L’impianto abusivo sarà bonificato: il municipio pronto a investire 450mila euro

SULMONA. Dopo vent’anni di processi e polemiche la mega discarica abusiva di Santa Lucia sarà finalmente bonificata. Lo ha annunciato il Comune nella sua pagina social, affermando che potranno partire gli interventi per il sito che si trova tra le frazioni di Fonte d’Amore e delle Marane. Con una delibera la giunta del sindaco Gianfranco Di Piero ha approvato mercoledì il progetto definitivo di 450mila euro redatto dall’ingegnere Giuseppe Antonio Di Cesare, per bonificare l’intera area. Gli uffici incaricati procederanno speditamente con i prossimi passaggi, riguardanti la richiesta di un mutuo alla Cassa depositi e prestiti, la redazione del progetto definitivo e la gara di appalto dei lavori, prevista per la primavera del 2023.
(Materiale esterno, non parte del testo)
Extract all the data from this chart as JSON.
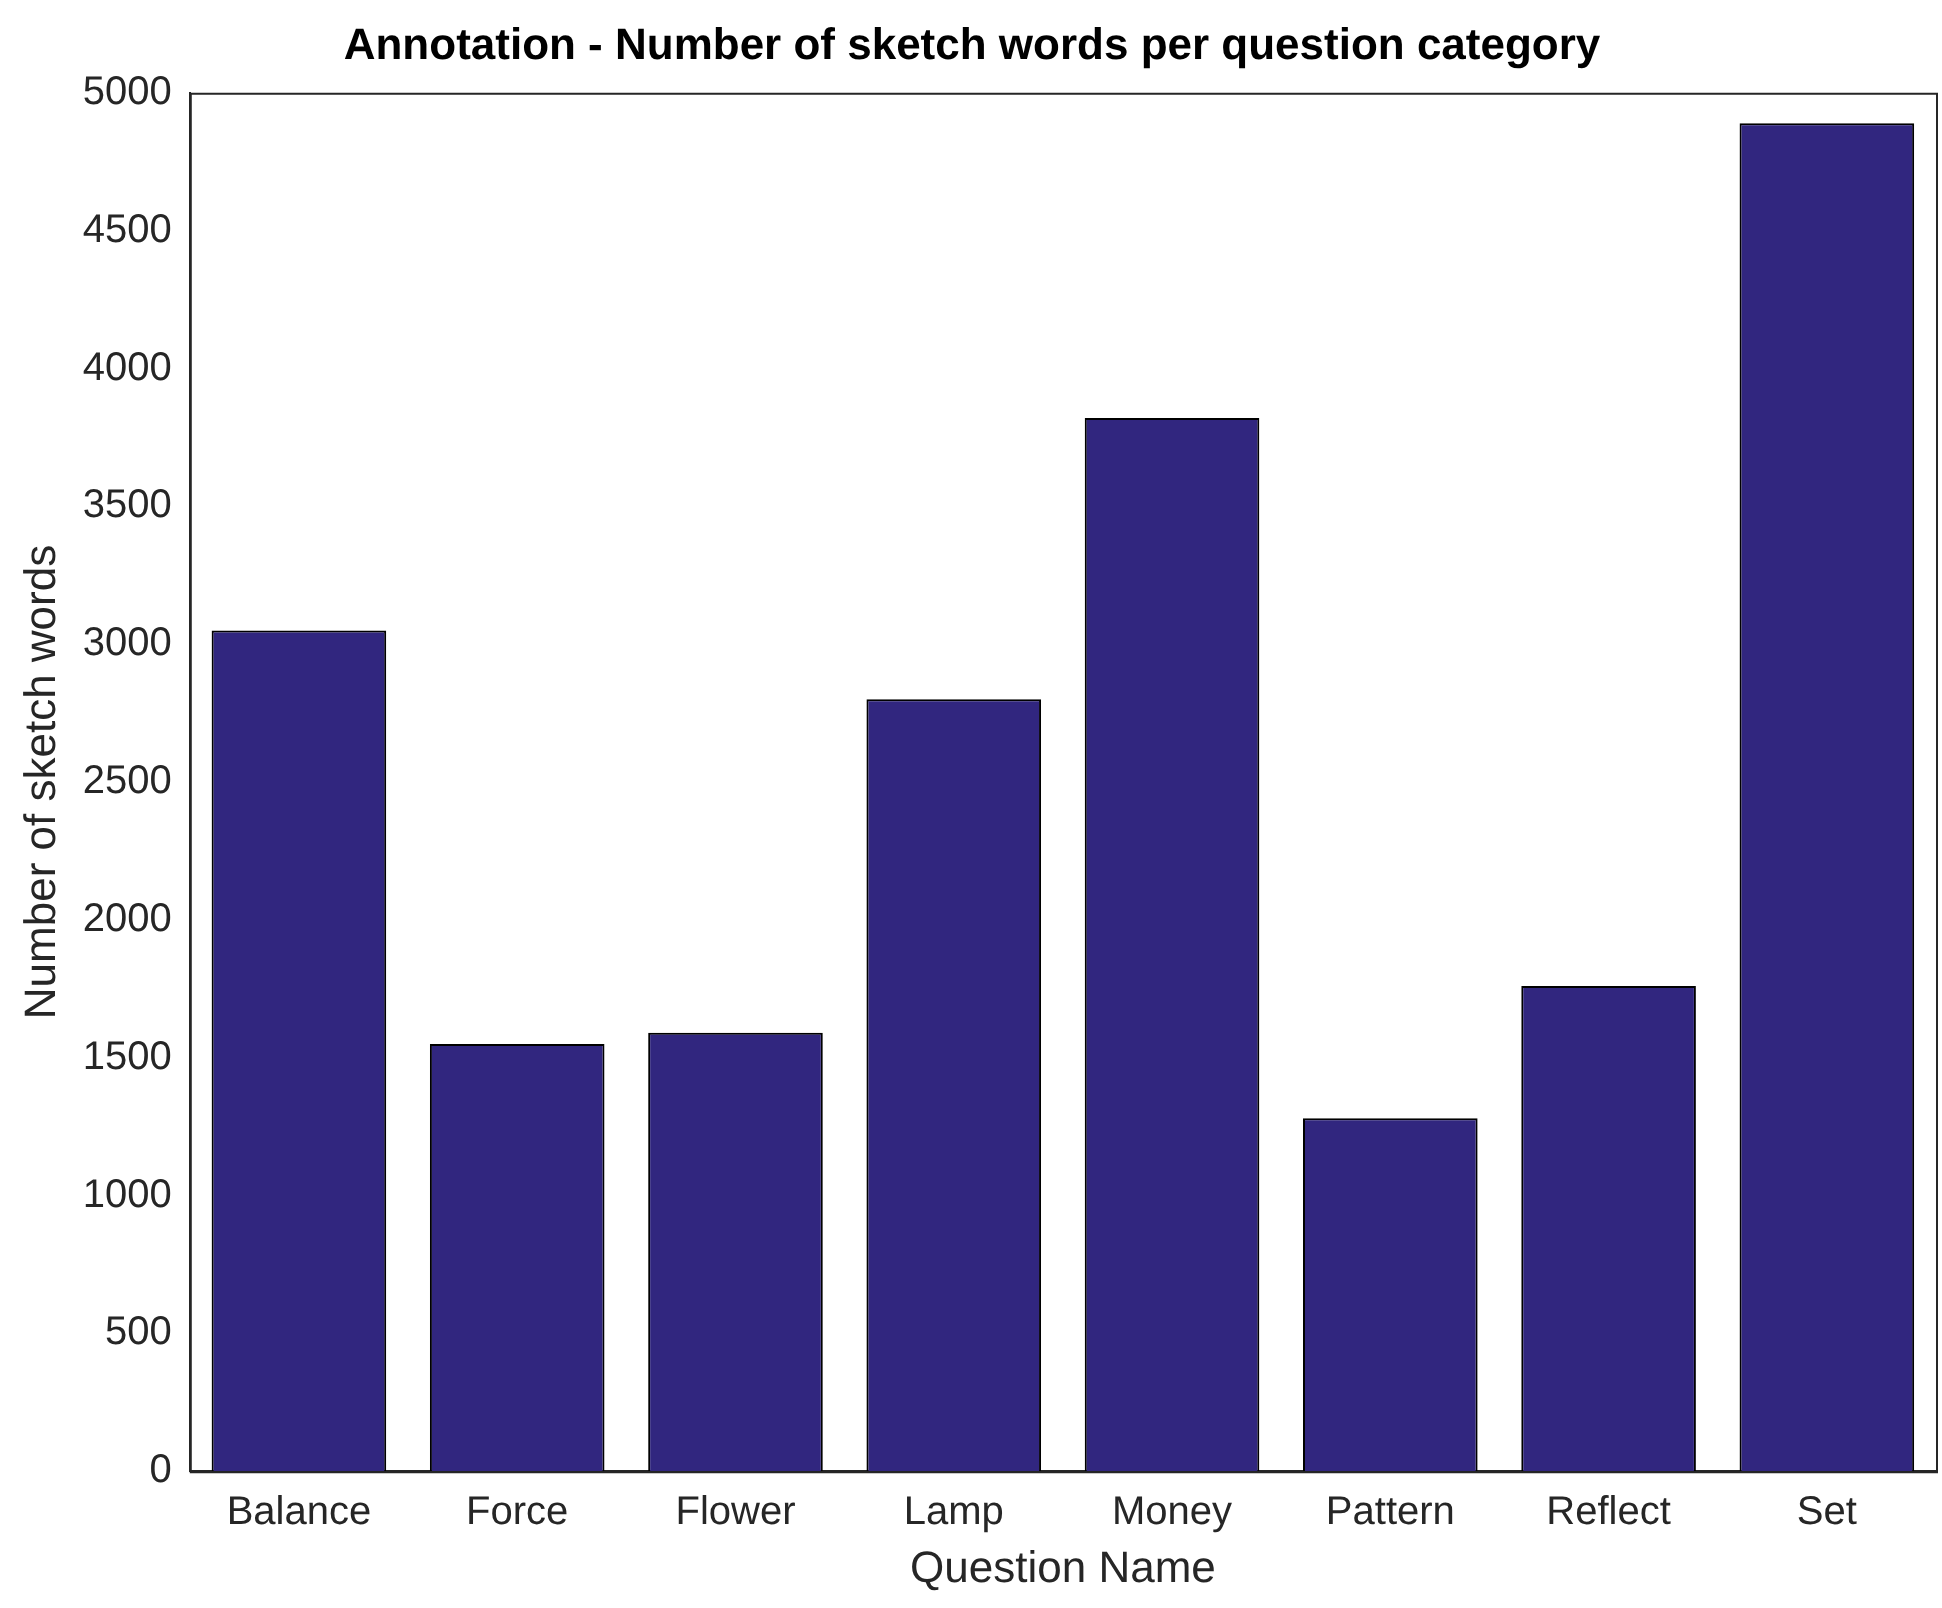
{
  "chart_data": {
    "type": "bar",
    "title": "Annotation - Number of sketch words per question category",
    "xlabel": "Question Name",
    "ylabel": "Number of sketch words",
    "categories": [
      "Balance",
      "Force",
      "Flower",
      "Lamp",
      "Money",
      "Pattern",
      "Reflect",
      "Set"
    ],
    "values": [
      3050,
      1550,
      1590,
      2800,
      3820,
      1280,
      1760,
      4890
    ],
    "color": "#31267f",
    "ylim": [
      0,
      5000
    ],
    "yticks": [
      0,
      500,
      1000,
      1500,
      2000,
      2500,
      3000,
      3500,
      4000,
      4500,
      5000
    ],
    "grid": false,
    "legend": false
  }
}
Un intervento che il Comune era obbligato a fare dopo le numerose decisioni dei giudici del tribunale di Sulmona che, nel corso degli anni, avevano intimato al Comune di procedere con la bonifica della discarica nonostante la responsabilità fossero di altre persone. E precisamente dei rappresentanti legali di una ditta creata ad hoc, poi dichiarata fallita. Infatti già dal 2012 il Comune, sollecitato dalle proteste dei cittadini che chiedevano la bonifica della discarica in quanto poteva causare l’inquinamento delle falde acquifere e dei terreni circostanti, aveva provveduto a inserire in un programma triennale l’impegno a bonificare l’area.
Impegno che prevedeva una spesa di circa un milione e mezzo di euro e che finora era stato disatteso lasciando intatte la discarica e la condizione di disagio e di rischio che vivono i residenti nella contrada Santa Lucia. Della vicenda si occupò nel 2017 anche il parlamento con il senatore Paolo Arrigoni della Lega, che interessò la commissione d’inchiesta parlamentare sugli illeciti in materia di rifiuti e reati ambientali a occuparsi della discarica di Santa Lucia.
La vicenda va avanti dal 2002, quando vennero lasciate 2.500 tonnellate di rifiuti speciali di ogni tipo, arrivati dal napoletano, con la scusa di utilizzare materiale per alimentare una centrale di energia di un’azienda agricola. Rifiuti che sono stati scaricati e ammucchiati sul terreno senza nessuna protezione mettendo rischio le falde acquifere dei numerosi pozzi della zona per oltre vent’anni.